The VP Has a Place to Live Now, But There’s Still an Embarrassing Situation…

I’m writing to you today to solicit your help in righting a terrible wrong. As you might expect, as each new vice presidential family moves into the residence, they desire to make some changes to the decor, especially when you’ve inherited Joan Mondale’s American crafts collection. After all, how many macaroni-covered soup cans and macrame plant hangers can you tolerate?

Here’s the thing: when a new president moves into the White House, the first family gets  $100,000 to redecorate. But when a new vice president moves to the VP residence, the second family gets nothing.

That’s right. Zippo. Zilch. Nada. How embarrassing for the public servant who is just a lunatic with a rifle away from the presidency to have to move into a fully-furnished, antique-filled, 9,150 square foot Victorian mansion without a decorating allowance!

It’s just crazy!

That’s where we come in. We’re the non-profit Vice President’s Residence Foundation, an organization that actually exists. We even have a mission statement:

The primary purpose of the Vice President’s Residence Foundation is to assist in preserving and furnishing the official residence of the Vice President of the United States.

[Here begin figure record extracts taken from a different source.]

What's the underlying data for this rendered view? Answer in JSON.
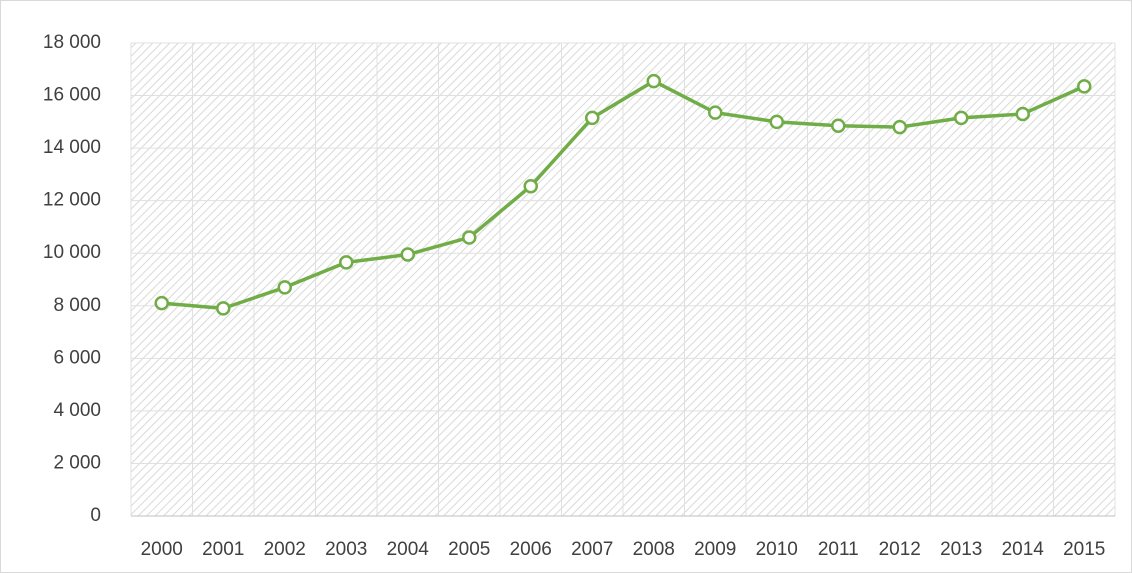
{
  "chart_data": {
    "type": "line",
    "categories": [
      "2000",
      "2001",
      "2002",
      "2003",
      "2004",
      "2005",
      "2006",
      "2007",
      "2008",
      "2009",
      "2010",
      "2011",
      "2012",
      "2013",
      "2014",
      "2015"
    ],
    "series": [
      {
        "color": "#70ad47",
        "values": [
          8100,
          7900,
          8700,
          9650,
          9950,
          10600,
          12550,
          15150,
          16550,
          15350,
          15000,
          14850,
          14800,
          15150,
          15300,
          16350
        ]
      }
    ],
    "ylim": [
      0,
      18000
    ],
    "yticks": [
      0,
      {
        "value": 2000,
        "label": "2 000"
      },
      {
        "value": 4000,
        "label": "4 000"
      },
      {
        "value": 6000,
        "label": "6 000"
      },
      {
        "value": 8000,
        "label": "8 000"
      },
      {
        "value": 10000,
        "label": "10 000"
      },
      {
        "value": 12000,
        "label": "12 000"
      },
      {
        "value": 14000,
        "label": "14 000"
      },
      {
        "value": 16000,
        "label": "16 000"
      },
      {
        "value": 18000,
        "label": "18 000"
      }
    ],
    "grid": true
  }
}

Now, you may wonder how much financial help a vice president (who, if we’re being honest,  tends not to be part of the 47% Mitt Romney was talking about) would need to decorate the residence, especially since the families are allowed to “borrow” artwork from national galleries and museums. (Lynne Cheney, for instance did most of her “shopping” at the Smithsonian’s Hirshhorn Museum, while Joe Biden is making fine use of Archie Bunker’s chair, borrowed from the Smithsonian’s National Museum of American History.**)

Well, what if you were moving into a place temporarily, like a rental, only without the rent part? You know you’re going to have to move out eventually, maybe in eight years, possibly in four, maybe even sooner if the big guy has a coronary. Would you want to invest your own hard-earned, minimally-taxed money to repaint the joint because that pussy Al Gore moved in with a bunch of kids and dogs and painted the walls with reds and yellows?

No you wouldn’t.

By the same token, if you were only going to live there for a few years, you wouldn’t want to have to pay for a major improvement, like, oh, I don’t know, maybe that swimming pool Dan Quayle wanted.

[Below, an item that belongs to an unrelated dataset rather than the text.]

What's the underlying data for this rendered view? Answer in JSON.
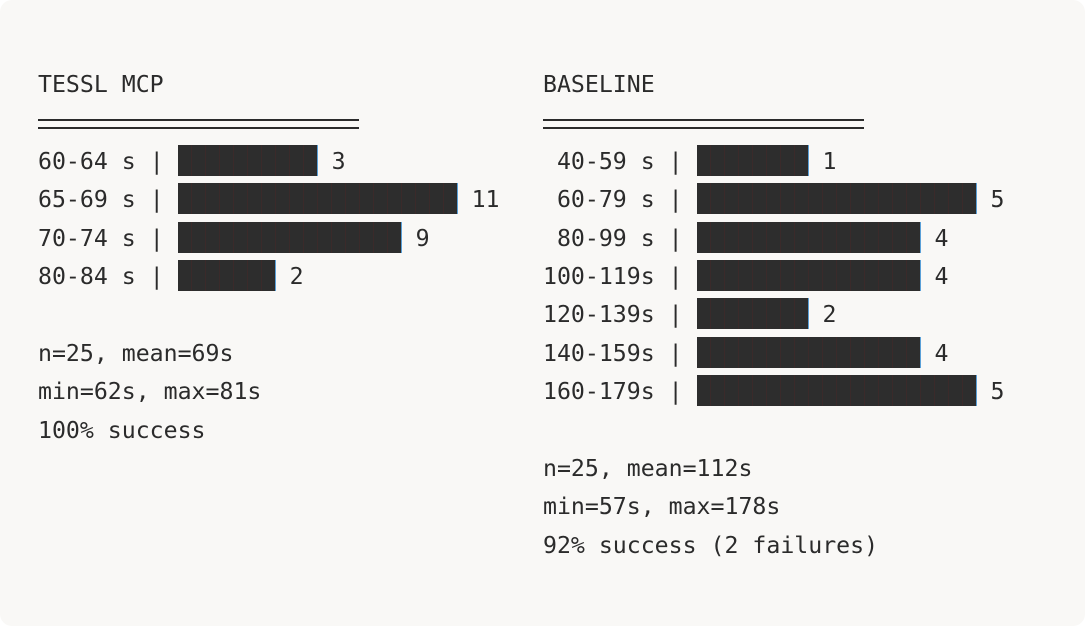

Well that’s where we come in. And where you come in.

Here’s Why We Need Your Help…

You see, we operate financially like the government itself. For instance, according to Guidestar, a group that keeps its eye on non-profit organizations, for the fiscal year ending in 2008, we had revenue of $25,815 and expenses of $148,634.

That doesn’t leave much money for wallpaper.

In the past, we’ve relied solely on contributions from private individuals and corporations, many of whom wanted the vice president to know they were thinking about his comfort, if you get my meaning. We never had to do much active fundraising; in fact, we don’t even have a website!***

But now, with the very real possibility of a buff incoming vice president who we’re pretty sure is going to want a major home gym set-up, we are forced to turn for the first time to you, a person who made a donation to the March of Dimes in 2006 which got your name on a mailing list of potential donors to anything.

Please give whatever you can to help a poor, unfortunate soul resettle his family in a home that may or may not be decorated with Dick Cheney’s old pacemakers.

Because a vice president who feels at home is a vice president who, um, will be better at showing up at foreign leaders’ funerals. Or whatever the heck vice presidents do.

P.S. Enjoy the name and address stickers enclosed, and see you soon.

*Probably not.

**True about Cheney, Biden, not so much.

***At least none that some lazy blogger could find.